View Through a Train Window

This piece is my venture into the more digital side of art by learning the mechanisms and language of processing while weaving together a narrative that takes you on a journey through multiple different landscapes. When continuing to work on this piece I wanted a more completed narrative for the train. So I brainstormed ideas for not only more landscape settings but also events that could bring some life to the inside of the train. 

I really wanted to explore coding in processing through a scenic side scroller. As a result I learned a lot about motion code and image code, using functions like PImage to import my own digital art into this world I was creating. It was very important to me to incorporate my digital art into my conference work and see how I can use my new coding skills in correlation with my art. The result was a scenic adventure seen through a train window, created from my newfound experience with coding and the language of Processing.

I started with a beginning model of my sidescroller that included a very simplified version of the train window, and the seats. It also included a simple scene in which a green hill and small city scrolled by all coded with shape functions in processing. As I kept working on it I knew I wanted to make it more detailed and I decided the best way to add that detail was through my digital art because it adds images I created. I started with detailing the train adding texture like rust and bolts, a window frame, and new seats. Then I started drawing elements of each scene like a ferris wheel and rollercoaster, some trees for the hill, and a pumpkin patch. One of the biggest parts of my process was figuring out how to transition from one scene to another, and I completely changed the way I went about my transition from my midterm sidescroller to my final sidescroller.

Although my previous transition scenes effectively got the viewer between scenes it wasn’t as seamless as I would have liked. I wanted it to really feel like you were really on a train watching the landscape change before your eyes. So I looked at the work of Cynthia Daignault paying specific attention to her piece the Light Atlas. In the landscape scenes that make up the Light Atlas there is a constant horizon line and a gradual progression from scene to scene that makes it easy for the viewer to transition between each image. 

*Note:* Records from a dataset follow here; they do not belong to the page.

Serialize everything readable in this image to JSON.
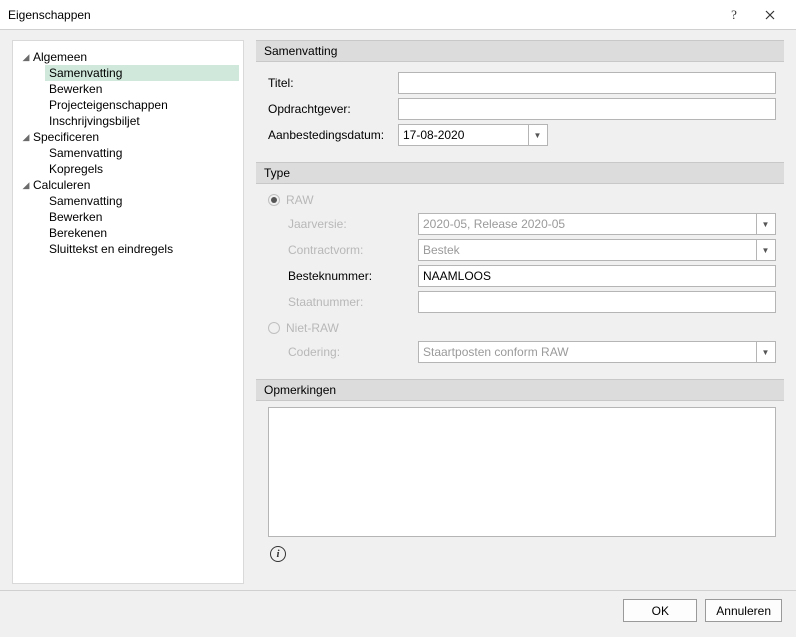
{
  "window": {
    "title": "Eigenschappen"
  },
  "tree": {
    "groups": [
      {
        "label": "Algemeen",
        "items": [
          "Samenvatting",
          "Bewerken",
          "Projecteigenschappen",
          "Inschrijvingsbiljet"
        ],
        "selectedIndex": 0
      },
      {
        "label": "Specificeren",
        "items": [
          "Samenvatting",
          "Kopregels"
        ]
      },
      {
        "label": "Calculeren",
        "items": [
          "Samenvatting",
          "Bewerken",
          "Berekenen",
          "Sluittekst en eindregels"
        ]
      }
    ]
  },
  "summary": {
    "header": "Samenvatting",
    "titel_label": "Titel:",
    "titel_value": "",
    "opdrachtgever_label": "Opdrachtgever:",
    "opdrachtgever_value": "",
    "aanbestedingsdatum_label": "Aanbestedingsdatum:",
    "aanbestedingsdatum_value": "17-08-2020"
  },
  "type": {
    "header": "Type",
    "raw_label": "RAW",
    "nietraw_label": "Niet-RAW",
    "jaarversie_label": "Jaarversie:",
    "jaarversie_value": "2020-05, Release 2020-05",
    "contractvorm_label": "Contractvorm:",
    "contractvorm_value": "Bestek",
    "besteknummer_label": "Besteknummer:",
    "besteknummer_value": "NAAMLOOS",
    "staatnummer_label": "Staatnummer:",
    "staatnummer_value": "",
    "codering_label": "Codering:",
    "codering_value": "Staartposten conform RAW"
  },
  "opmerkingen": {
    "header": "Opmerkingen",
    "value": ""
  },
  "footer": {
    "ok": "OK",
    "cancel": "Annuleren"
  }
}
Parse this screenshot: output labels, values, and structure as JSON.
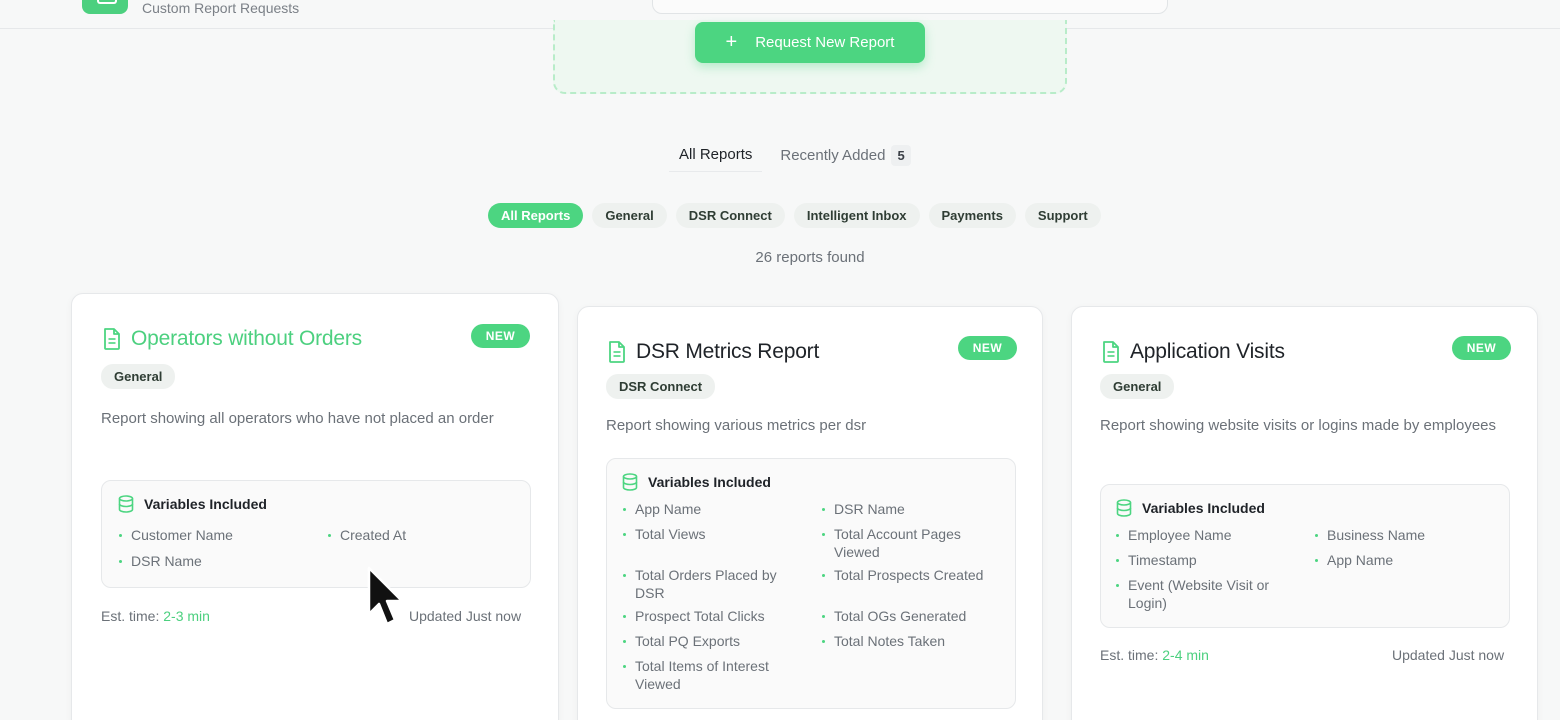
{
  "header": {
    "subtitle": "Custom Report Requests"
  },
  "request_button": {
    "label": "Request New Report",
    "plus": "+"
  },
  "tabs": [
    {
      "label": "All Reports"
    },
    {
      "label": "Recently Added",
      "count": "5"
    }
  ],
  "filters": [
    "All Reports",
    "General",
    "DSR Connect",
    "Intelligent Inbox",
    "Payments",
    "Support"
  ],
  "reports_found": "26 reports found",
  "cards": [
    {
      "title": "Operators without Orders",
      "badge": "NEW",
      "category": "General",
      "description": "Report showing all operators who have not placed an order",
      "variables_title": "Variables Included",
      "variables": [
        "Customer Name",
        "Created At",
        "DSR Name"
      ],
      "est_label": "Est. time:",
      "est_time": "2-3 min",
      "updated": "Updated Just now"
    },
    {
      "title": "DSR Metrics Report",
      "badge": "NEW",
      "category": "DSR Connect",
      "description": "Report showing various metrics per dsr",
      "variables_title": "Variables Included",
      "variables": [
        "App Name",
        "DSR Name",
        "Total Views",
        "Total Account Pages Viewed",
        "Total Orders Placed by DSR",
        "Total Prospects Created",
        "Prospect Total Clicks",
        "Total OGs Generated",
        "Total PQ Exports",
        "Total Notes Taken",
        "Total Items of Interest Viewed"
      ]
    },
    {
      "title": "Application Visits",
      "badge": "NEW",
      "category": "General",
      "description": "Report showing website visits or logins made by employees",
      "variables_title": "Variables Included",
      "variables": [
        "Employee Name",
        "Business Name",
        "Timestamp",
        "App Name",
        "Event (Website Visit or Login)"
      ],
      "est_label": "Est. time:",
      "est_time": "2-4 min",
      "updated": "Updated Just now"
    }
  ],
  "colors": {
    "accent": "#4cd581",
    "accent_text": "#4cd07f"
  },
  "icons": [
    "document-icon",
    "database-icon",
    "plus-icon",
    "mouse-cursor"
  ]
}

In order to achieve this effect in my train sidescroller I worked on seamlessly scrolling new scenes past the window from off screen instead of relying on a fade to black, or a foggy window to hide when the scene switches. I added a new tunnel, a forest scene, and a station that the train pulls into to make a full stop. Then I added instances of opposing motion in the inside of the train including a food cart, a light that switches on and off, as well as spider crawling on the window to draw the viewer’s attention to the inside of the train creating a more immersive experience.

The look of this piece was greatly inspired by the outdoor train I used to take to my highschool. The color scheme is fairly similar to the train I took on my commute, providing a sense of familiarity while allowing me to embrace the oddities in the world I created and remove it more from the reality that was outside my train window every morning. It represents a departure from an earlier part of my life but the beginning of a new journey that will continuously be shaped by my past experiences.